Dall’inviato Giampaolo Pioli

L’Avana, 27 marzo 2013 - Arriva senza scorta. Parla solo in spagnolo tra due grandi immagini di Benedetto XVI ma non cita mai il Papa se non per dire "grazie per la sua visita e per le sue parole sull’unità del paese e del nostro popolo…". Marino Murillo, 51 anni vice presidente del consiglio dei ministri, è oggi dopo Raul Castro forse l’uomo più potente di Cuba. Il giovane astro nascente, l’architetto delle riforme. Nominato presidente della "commissione permanente per l’attualizzazione del modello economico" dal partito comunista, ha in mano fino al 2015 le chiavi per cambiare il paese. Fa solo qualche accenno alla "rivoluzione" e al socialismo che cambia, non cita mai Fidel ed è molto schietto nelle sue affermazioni.

CAMBIAMENTI VOTATI DAL POPOLO - "Voglio essere categorico - dice -. Il sistema politico di Cuba non è in discussione e non cambierà, ma stiamo attuando cambiamenti economici per affrontare il futuro. Abbiamo deciso 313 allineamenti dopo centinaia di assemblee popolari e la discussione in parlamento e nel partito. All’inizio quelli proposti erano 295, il 65% sono stati cambiati e modificati durante le discussioni prima del voto che spesso è avvenuto a maggioranza. E’ stato un processo chiaro e condiviso. Non abbiamo copiato la Cina ma preso spunto da tanti modelli Russia, Cina, Vietnam e anche Europa  Il nostro allineamento punta, come sapete, ad uno sviluppo sostenibile, crediamo nella pianificazione e non nel mercato e le nostre sono scelte strategiche che guardano solo all’economia reale dove si produce".

AGRICOLTURA CHIAVE DEL FUTURO - Murillo ammette che Cuba sta importando un’enorme quantità di generi alimentari che potrebbe produrre direttamente e aggiunge: "E’ vero abbiamo creato piccole iniziative private dove si possono avere da 5 a 7 dipendenti, stiamo dando la terra in usufrutto ai contadini per molti anni, ma rimarrà sempre di proprietà dello stato. Non le vendiamo. Vogliamo premiare l’iniziativa individuale ed essere in grado di avere prodotti alimentari sufficienti senza importarli, ma non intendiamo ricreare il latifondismo perché lo abbiamo già sperimentato fino al 1959. Stiamo studiando forme di proprietà e di gestioni non statali, ma uno dei grandi cardini della riforma è riportare l’industria statale all’efficienza".

Murillo fa capire che ci saranno drastiche riduzioni di personale in molti settori pubblici e verrà posta grande attenzione alla produzione e al risultato.
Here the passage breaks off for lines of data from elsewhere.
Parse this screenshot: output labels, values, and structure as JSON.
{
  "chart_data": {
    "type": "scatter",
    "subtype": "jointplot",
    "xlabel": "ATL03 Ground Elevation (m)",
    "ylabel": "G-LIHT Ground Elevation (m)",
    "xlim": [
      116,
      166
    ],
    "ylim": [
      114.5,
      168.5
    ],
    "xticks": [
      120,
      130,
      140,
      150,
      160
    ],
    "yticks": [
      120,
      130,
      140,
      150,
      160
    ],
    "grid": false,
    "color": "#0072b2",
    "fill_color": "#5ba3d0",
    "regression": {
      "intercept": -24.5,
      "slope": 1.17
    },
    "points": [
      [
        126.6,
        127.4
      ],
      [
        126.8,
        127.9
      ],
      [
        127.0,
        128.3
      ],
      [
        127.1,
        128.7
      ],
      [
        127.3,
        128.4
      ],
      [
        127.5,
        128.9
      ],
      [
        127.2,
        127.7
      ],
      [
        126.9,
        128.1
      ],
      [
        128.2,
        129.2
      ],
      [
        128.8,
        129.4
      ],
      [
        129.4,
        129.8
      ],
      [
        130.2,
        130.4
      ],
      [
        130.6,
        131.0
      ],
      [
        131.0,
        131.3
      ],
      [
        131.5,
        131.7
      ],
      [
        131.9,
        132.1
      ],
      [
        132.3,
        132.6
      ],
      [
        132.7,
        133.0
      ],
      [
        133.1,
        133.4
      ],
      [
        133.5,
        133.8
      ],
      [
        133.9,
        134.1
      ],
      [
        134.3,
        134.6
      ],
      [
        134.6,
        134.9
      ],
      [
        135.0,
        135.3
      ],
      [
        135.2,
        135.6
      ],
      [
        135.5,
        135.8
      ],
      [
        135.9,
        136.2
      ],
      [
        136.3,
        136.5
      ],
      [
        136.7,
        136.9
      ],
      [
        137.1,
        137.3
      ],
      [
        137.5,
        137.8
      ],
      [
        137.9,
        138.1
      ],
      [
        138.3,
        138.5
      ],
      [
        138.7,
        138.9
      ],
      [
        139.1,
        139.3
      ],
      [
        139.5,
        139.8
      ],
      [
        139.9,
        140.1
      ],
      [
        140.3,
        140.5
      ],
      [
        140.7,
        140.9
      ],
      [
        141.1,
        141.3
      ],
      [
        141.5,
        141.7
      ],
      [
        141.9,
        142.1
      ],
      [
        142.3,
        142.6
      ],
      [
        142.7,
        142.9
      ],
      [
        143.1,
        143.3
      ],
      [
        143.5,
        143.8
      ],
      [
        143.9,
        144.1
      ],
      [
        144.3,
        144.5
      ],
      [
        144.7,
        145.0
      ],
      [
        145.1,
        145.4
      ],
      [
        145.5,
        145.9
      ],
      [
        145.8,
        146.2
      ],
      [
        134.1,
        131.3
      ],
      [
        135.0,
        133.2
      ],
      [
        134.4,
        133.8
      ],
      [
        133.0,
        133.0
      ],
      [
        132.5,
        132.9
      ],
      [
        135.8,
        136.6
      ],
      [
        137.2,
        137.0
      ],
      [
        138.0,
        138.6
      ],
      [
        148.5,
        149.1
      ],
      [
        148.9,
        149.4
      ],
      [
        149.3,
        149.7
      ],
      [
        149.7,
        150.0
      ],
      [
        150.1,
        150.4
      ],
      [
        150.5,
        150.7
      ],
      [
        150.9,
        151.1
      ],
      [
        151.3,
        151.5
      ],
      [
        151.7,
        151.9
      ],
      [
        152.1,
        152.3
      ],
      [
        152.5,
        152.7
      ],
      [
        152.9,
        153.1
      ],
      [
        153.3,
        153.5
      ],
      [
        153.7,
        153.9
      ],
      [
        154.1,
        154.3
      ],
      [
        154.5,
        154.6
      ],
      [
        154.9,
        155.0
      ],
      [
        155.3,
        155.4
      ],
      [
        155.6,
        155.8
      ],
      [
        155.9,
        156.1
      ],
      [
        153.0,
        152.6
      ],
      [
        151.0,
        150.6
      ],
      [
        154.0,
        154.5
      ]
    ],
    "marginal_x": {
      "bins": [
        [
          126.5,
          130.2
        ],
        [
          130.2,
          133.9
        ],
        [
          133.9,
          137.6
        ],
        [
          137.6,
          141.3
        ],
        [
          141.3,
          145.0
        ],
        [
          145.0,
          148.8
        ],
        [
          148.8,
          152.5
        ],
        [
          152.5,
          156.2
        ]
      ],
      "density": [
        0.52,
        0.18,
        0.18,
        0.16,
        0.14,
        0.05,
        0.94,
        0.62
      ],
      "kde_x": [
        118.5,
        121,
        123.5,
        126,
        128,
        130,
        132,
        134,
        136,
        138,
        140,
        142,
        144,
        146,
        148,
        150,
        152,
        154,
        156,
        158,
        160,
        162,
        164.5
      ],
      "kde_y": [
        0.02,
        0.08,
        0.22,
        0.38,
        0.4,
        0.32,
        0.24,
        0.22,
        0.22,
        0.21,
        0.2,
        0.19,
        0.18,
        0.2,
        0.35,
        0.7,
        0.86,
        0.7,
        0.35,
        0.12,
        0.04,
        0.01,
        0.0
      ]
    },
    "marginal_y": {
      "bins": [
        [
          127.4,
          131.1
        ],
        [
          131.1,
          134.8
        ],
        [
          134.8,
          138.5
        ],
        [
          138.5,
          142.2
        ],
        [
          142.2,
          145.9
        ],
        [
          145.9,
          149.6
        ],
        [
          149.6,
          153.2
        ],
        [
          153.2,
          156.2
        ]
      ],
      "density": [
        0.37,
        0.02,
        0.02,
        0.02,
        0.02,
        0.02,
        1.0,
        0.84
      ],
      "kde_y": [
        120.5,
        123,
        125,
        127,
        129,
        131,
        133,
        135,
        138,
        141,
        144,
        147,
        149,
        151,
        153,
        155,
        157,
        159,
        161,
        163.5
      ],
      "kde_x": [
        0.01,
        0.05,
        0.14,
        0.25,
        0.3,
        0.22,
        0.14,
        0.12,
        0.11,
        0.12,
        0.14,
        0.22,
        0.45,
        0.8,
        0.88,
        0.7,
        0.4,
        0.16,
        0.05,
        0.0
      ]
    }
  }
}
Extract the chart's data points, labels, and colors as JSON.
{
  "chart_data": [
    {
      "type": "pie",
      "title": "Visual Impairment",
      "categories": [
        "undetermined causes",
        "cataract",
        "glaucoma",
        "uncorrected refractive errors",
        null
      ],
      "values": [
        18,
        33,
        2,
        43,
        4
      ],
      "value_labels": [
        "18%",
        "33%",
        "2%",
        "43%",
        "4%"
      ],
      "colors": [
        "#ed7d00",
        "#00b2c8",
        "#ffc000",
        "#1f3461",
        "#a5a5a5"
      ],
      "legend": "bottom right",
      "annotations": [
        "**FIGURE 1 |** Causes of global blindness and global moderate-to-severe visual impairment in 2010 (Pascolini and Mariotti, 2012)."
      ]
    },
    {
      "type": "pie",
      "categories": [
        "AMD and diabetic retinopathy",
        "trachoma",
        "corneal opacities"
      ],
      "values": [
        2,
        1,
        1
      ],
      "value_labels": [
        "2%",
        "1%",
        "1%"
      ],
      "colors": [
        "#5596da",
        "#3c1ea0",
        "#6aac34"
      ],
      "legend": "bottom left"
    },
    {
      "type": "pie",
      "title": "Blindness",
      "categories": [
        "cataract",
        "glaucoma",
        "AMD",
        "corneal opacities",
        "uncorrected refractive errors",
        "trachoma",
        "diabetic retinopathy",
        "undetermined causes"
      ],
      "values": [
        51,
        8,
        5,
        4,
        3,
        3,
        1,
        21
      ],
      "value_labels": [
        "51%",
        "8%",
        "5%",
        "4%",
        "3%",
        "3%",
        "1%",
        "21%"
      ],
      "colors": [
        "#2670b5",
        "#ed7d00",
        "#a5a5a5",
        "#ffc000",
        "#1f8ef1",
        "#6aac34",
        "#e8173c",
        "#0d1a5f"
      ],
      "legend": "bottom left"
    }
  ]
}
L’obiettivo di spingere verso il settore privato oltre un terzo dell’attuale forza lavoro entro il 2015 è un segno della svolta di Cuba che ha inaugurato anche un nuovo sistema tributario. "Non vogliamo copiare nessuno in automatico dice Murillo ma ci saranno passaggi dall’impresa socialista al lavoro in proprio con attività di piccola scala. Useremo molta flessibilità e la commissione potrà anche proporre di cambiare le attuali regole sulle nuove imprese se non dovessero funzionare. Sarà un processo molto dinamico, siamo aperti all’aiuto e al contributo di tutti, ma i cubani alla fine sceglieranno da soli e non si faranno imporre nulla da nessuno".

In altri termini l’offensiva mediatica dei dirigenti del governo castrista è molto chiara. Cuba si sta battendo contro l’embargo americano, non ha sbattuto la porta in faccia a Obama ma il dialogo con gli Usa è congelato fino a dopo le elezioni. Nel paese però l’iniziativa privata galoppa e le attività commerciali non statali si moltiplicano. Solo a l’Avana ieri è stato annunciato che passeranno da 600 a 950 gli "ispettori integrali" chiamati "esercito dell’onestà" e preposti ad accertare la legittimità delle licenze che non ci sia corruzione e che a impedire che i prezzi dei generi alimentari crescano in modo sproporzionato. Ma soprattutto dovranno spingere e insegnare ai neo-commercianti ad emettere gli scontrini. Dall’inizio dell’anno la città di l’Avana conferma che sono state emesse 189.000 contravvenzione e a diversi neo imprenditori troppo "liberi" è stata anche sospesa la licenza. Anche questo è il nuovo che avanza naturalmente sempre nel nome della "devolution".